Halklar, Türk devlet faşizmini yok etmeyi kültür haline getirmelidir. Devletin özü katliam, soygun, yağma, talan ve bir avuç elit kesimi zengin etmedir. Zalimin zulmüne karşı direnmek insan olmanın ahlakı ve kültürüdür. Türk devletinin halklar üzerinde nasıl bir soygun ve talan düzeni yarattığı, AKP hükümetinde dışişleri ve ekonomi bakanlığı yapan Ali Babacan’ın açıkladığı gerçeklerde gün yüzüne çıkıyor. Ali Babacan, sosyal medya hesaplarında yaptığı paylaşımlarda AKP hükümetinin 17-24 Aralık hırsızlığının farklı bir versiyonunu ortaya koyuyor. Faşist Türk devleti 8 milyar dolara aldığı doğal gazı halklara 55 milyara satıyor. 11 milyara aldığı petrolü 93 milyara satıyor. 7 milyara ürettiği elektriği 76 milyar dolara satıyor.

Şahsına sözde ‘Fakir’ diyen ucube Türk devlet başkanı faşist şefin sadece enerji alanında yoksul halkların zaruri ihtiyaçlarında attığı kazıklar, bu kadar açık ve net bir şekilde ortadadır. Halklardan zorla ve bin bir maske ile toplanan vergilerin ise hesaplanması dahi zordur. Yine de halklar, bir avuç burjuvanın çıkarlarına tapan faşist şef Erdoğan’ın soygun ve çapul düzenini doyuramıyor. Faşist şefin deyimi ile Yaradan’ın bir defaya mahsus bahşettiği hayatlar bu soygun çarkı tarafından iliklerine değin sömürülüyor ve yok ediliyor.
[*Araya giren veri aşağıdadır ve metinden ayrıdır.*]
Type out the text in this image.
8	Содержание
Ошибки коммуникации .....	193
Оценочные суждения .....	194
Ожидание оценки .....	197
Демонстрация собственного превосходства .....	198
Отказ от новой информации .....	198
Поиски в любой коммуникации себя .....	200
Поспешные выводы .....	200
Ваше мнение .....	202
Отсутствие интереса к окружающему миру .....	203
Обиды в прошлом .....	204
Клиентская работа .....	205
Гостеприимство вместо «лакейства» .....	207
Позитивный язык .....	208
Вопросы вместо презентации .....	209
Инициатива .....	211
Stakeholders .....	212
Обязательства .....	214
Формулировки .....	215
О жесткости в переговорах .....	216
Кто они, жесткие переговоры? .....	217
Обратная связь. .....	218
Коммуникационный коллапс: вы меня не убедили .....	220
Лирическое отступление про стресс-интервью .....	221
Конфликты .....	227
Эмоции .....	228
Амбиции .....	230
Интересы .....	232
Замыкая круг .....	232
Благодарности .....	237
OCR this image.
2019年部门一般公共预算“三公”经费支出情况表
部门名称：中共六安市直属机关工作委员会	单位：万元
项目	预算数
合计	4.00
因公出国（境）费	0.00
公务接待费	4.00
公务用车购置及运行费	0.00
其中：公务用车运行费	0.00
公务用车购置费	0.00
Devletin, hayatları çalan iktidarların sefih ve köhne tahtından başka bir şey olmadığı bariz bir biçimde ortadadır. Peki, soygun, talan ve gasp düzeni olan devlet nasıl oluyor da ayakta kalabiliyor? Bu soruya verilebilecek en temel cevap hiç şüphe yoktur ki devletçi iktidarın yoksul insanlarda yarattığı: ‘Bir gün sen de zengin olabilirsin’ algısı ve hayalidir. Yoksulların zengin olma umudu beraberinde ömürlerin tükendiği kölelik düzeninin oluşumunu sağlıyor. Bu düzen yıkılmadıkça halkların çekeceği acı ve çile süreceğe benziyor. Esas sorun insanlığın, zalimlerin bu melun zulmetinden nasıl kurtulacağına dairdir. Çözümünü arayan bu sorun, insanlığın yitimi olan ırkçı, milliyetçi, faşizan holiganlardan kurtulmakla aşılır.

George Floyd isyanı, en büyük ırkçı olan takiye erbabı Erdoğan’ın bir tweet atmasına neden oldu. Güya faşist şef: ‘Irkçılığı lanetliyor’! Faşist şefin yönetiminde Kürdistan’da yaşanan binlerce cinayeti bir kenara bırakalım! Varsın Kürtler, faşist şefin sözde inandığı Yaradan tarafından yaratılmış olmasın! -Papa’nın huzurunda diz çökmesi. Yahudi üstün madalyasını alması. Tanrısal kimliğinin karmaşıklığına rağmen din tacirliği ile etrafında topladığı yardakçılarına bir hatırlatma mahiyetinde- Onlara her türlü zulüm mubah sayılsın.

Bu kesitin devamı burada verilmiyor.